With total sales of over a million, the W168 Mercedes A-Class is possibly the best selling flop ever. We chart its fall.
The 2012 announcement of Mercedes’ third-generation A-Class and its radical re-alignment in ethos and market position has been seen by most observers as as an expedient business decision based upon 15 torrid years in the compact car game. While for the most part Daimler’s U-turn has elicited little criticism, it could equally be regarded as a sign that Mercedes has conclusively lost the argument.
The ’97 A-Class is a fascinating study as much for what it was as what it represented, charting the loss of influence wielded by Mercedes’ once dominant engineering function. Ultimately though, it illustrates the limits to which a prestige brand can realistically be stretched.
Under the leadership of Jürgen Hubbert, Daimler-Benz embarked on what’s best described as a cultural revolution. Having made its name with generations of imperious, rational and expensively engineered saloons, Hübbert saw aggressive market expansion to be where Mercedes’ star should henceforth point. Small cars were nothing new at Stuttgart-Untertürkheim. Engineers had already successfully downsized the traditional full-sized saloon with the masterful 1983 W201 series, but a switch to a front-wheel drive hatchback still appeared unthinkable.

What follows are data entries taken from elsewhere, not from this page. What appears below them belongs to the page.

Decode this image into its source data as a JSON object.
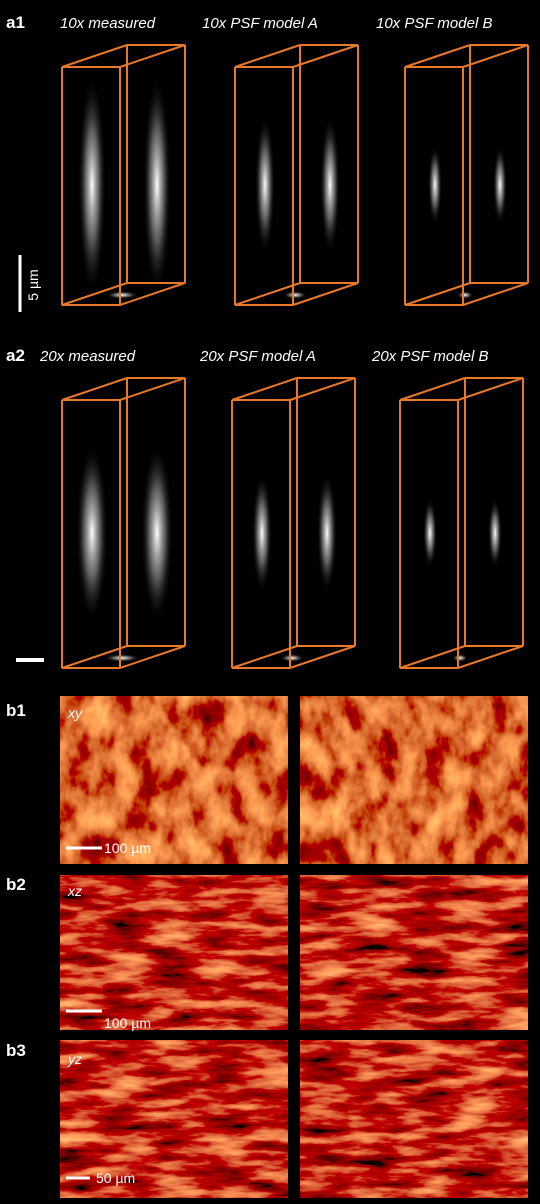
{
  "panel_a1": {
    "label": "a1",
    "titles": [
      "10x measured",
      "10x PSF model A",
      "10x PSF model B"
    ],
    "scale_bar": "5 µm"
  },
  "panel_a2": {
    "label": "a2",
    "titles": [
      "20x measured",
      "20x PSF model A",
      "20x PSF model B"
    ]
  },
  "panel_b1": {
    "label": "b1",
    "plane": "xy",
    "scale_bar": "100 µm"
  },
  "panel_b2": {
    "label": "b2",
    "plane": "xz",
    "scale_bar": "100 µm"
  },
  "panel_b3": {
    "label": "b3",
    "plane": "yz",
    "scale_bar": "50 µm"
  }
}
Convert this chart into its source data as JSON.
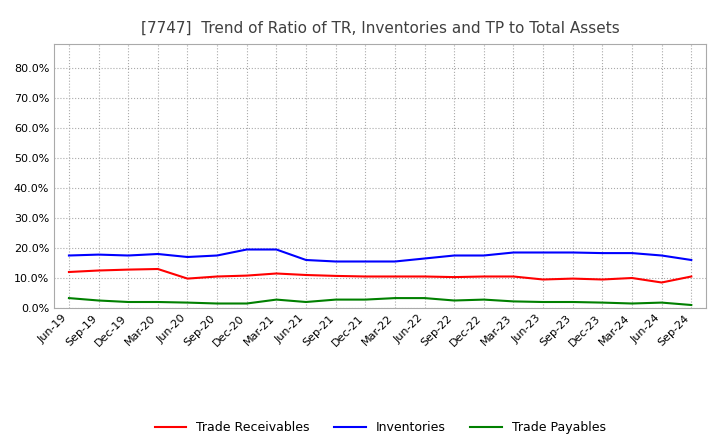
{
  "title": "[7747]  Trend of Ratio of TR, Inventories and TP to Total Assets",
  "title_fontsize": 11,
  "title_color": "#404040",
  "ylim": [
    0.0,
    0.88
  ],
  "yticks": [
    0.0,
    0.1,
    0.2,
    0.3,
    0.4,
    0.5,
    0.6,
    0.7,
    0.8
  ],
  "yticklabels": [
    "0.0%",
    "10.0%",
    "20.0%",
    "30.0%",
    "40.0%",
    "50.0%",
    "60.0%",
    "70.0%",
    "80.0%"
  ],
  "background_color": "#ffffff",
  "grid_color": "#aaaaaa",
  "legend_labels": [
    "Trade Receivables",
    "Inventories",
    "Trade Payables"
  ],
  "legend_colors": [
    "#ff0000",
    "#0000ff",
    "#008000"
  ],
  "dates": [
    "Jun-19",
    "Sep-19",
    "Dec-19",
    "Mar-20",
    "Jun-20",
    "Sep-20",
    "Dec-20",
    "Mar-21",
    "Jun-21",
    "Sep-21",
    "Dec-21",
    "Mar-22",
    "Jun-22",
    "Sep-22",
    "Dec-22",
    "Mar-23",
    "Jun-23",
    "Sep-23",
    "Dec-23",
    "Mar-24",
    "Jun-24",
    "Sep-24"
  ],
  "trade_receivables": [
    0.12,
    0.125,
    0.128,
    0.13,
    0.098,
    0.105,
    0.108,
    0.115,
    0.11,
    0.107,
    0.105,
    0.105,
    0.105,
    0.103,
    0.105,
    0.105,
    0.095,
    0.098,
    0.095,
    0.1,
    0.085,
    0.105
  ],
  "inventories": [
    0.175,
    0.178,
    0.175,
    0.18,
    0.17,
    0.175,
    0.195,
    0.195,
    0.16,
    0.155,
    0.155,
    0.155,
    0.165,
    0.175,
    0.175,
    0.185,
    0.185,
    0.185,
    0.183,
    0.183,
    0.175,
    0.16
  ],
  "trade_payables": [
    0.033,
    0.025,
    0.02,
    0.02,
    0.018,
    0.015,
    0.015,
    0.028,
    0.02,
    0.028,
    0.028,
    0.033,
    0.033,
    0.025,
    0.028,
    0.022,
    0.02,
    0.02,
    0.018,
    0.015,
    0.018,
    0.01
  ]
}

With passenger safety a prime concern, engineers adopted a technically intriguing solution to crash performance, interior space and the potential for future electrification. Befitting their heritage, the twin-floor solution was elaborate, well-wrought and expensive. It also allowed for a more compact footprint. Hubbert approved the design, displaying the core principles in the 1993 Vision-A concept.
Launched to an largely unprepared world in 1997, the W168 A-Class elicited little awe, but plenty of shock. Short, stubby and rather upright, it was about as definitive a departure from three pointed norms imaginable. Famed for their sober, conservative and expensively engineered saloons, A-Class was a giant step into the unknown.

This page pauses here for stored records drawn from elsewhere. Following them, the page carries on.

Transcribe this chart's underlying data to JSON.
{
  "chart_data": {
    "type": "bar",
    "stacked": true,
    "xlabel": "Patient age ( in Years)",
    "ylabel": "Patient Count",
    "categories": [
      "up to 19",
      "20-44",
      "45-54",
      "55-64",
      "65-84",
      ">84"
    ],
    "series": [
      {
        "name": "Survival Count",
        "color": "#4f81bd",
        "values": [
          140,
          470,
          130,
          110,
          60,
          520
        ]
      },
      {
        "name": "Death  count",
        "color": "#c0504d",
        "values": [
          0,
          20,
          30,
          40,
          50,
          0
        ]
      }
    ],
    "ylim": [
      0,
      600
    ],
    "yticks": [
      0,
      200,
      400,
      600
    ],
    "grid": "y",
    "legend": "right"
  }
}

Its front wheel drive chassis and twin floor construction raised eyebrows while its compact dimensions straddled super-mini and Golf sectors. But ungainly can be influential; its sharply rising daylight opening providing the template for every small to medium hatchback that followed.
Coupled to confusion over its specification, positioning and appearance was the fact that its very existence aroused a bitter civil war within the domestic industry. Ferdinand Piëch, Volkswagen/Audi’s autocratic Chairman was reportedly so incensed by Hubbert’s perceived encroachment on the Golf’s home turf, he declared total war upon Mercedes’ core market.
Intended to introduce the marque to a younger audience, market projections proved misleading; Mercedes’ traditional sober image blunting the A-Class’ youth appeal. Traditional customers were repelled by its appearance and the wider market found it difficult to pigeon-hole, owing to its compact dimensions and price. Like the earlier 190 Saloon, the A-Class was a car to trade down to, purchased mostly by retirees rather than unfaithful Golf owners. Lacking sufficient customer intelligence, Mercedes was perhaps over-confident. So despite selling in excess of a million cars, Daimler lost a total of over €2.5 billion on the W168 programme.
It’s difficult to view the A-Class as anything other than a colossal error of judgement by a complacent Daimler management. Hubbert gambled the enormous cachet of the three pointed star with a car that failed to deliver on marque values, debasing Mercedes image, squandering €billions and diverting hundreds of engineers. The same engineers who were subsequently blamed for the car’s failings and whose demotion within the Daimler-Benz hierarchy is now plain to read.
Seventeen years and a complete volte-face later and the current W176 A-Class is now unashamedly a Golf rival. Having ignominiously cut their losses, the current ‘A’ is shriekingly conventional, expressive body creasing notwithstanding. Daimler bosses are projecting the current model will just about make a profit – only the slimmest margins being available at this jagged edge of the volume car market.
‘Your good star of the road’: This old Mercedes-Benz advertising tag-line, offered a reassuring image of an unchanging and unchangeable ethos of doing things correctly. For decades, Mercedes encapsulated these values of continuity and incremental change, but that’s all gone now. Because make no mistake, the Three Pointed Star is now a mainstream volume brand, and lest anyone forget, it all began with an A.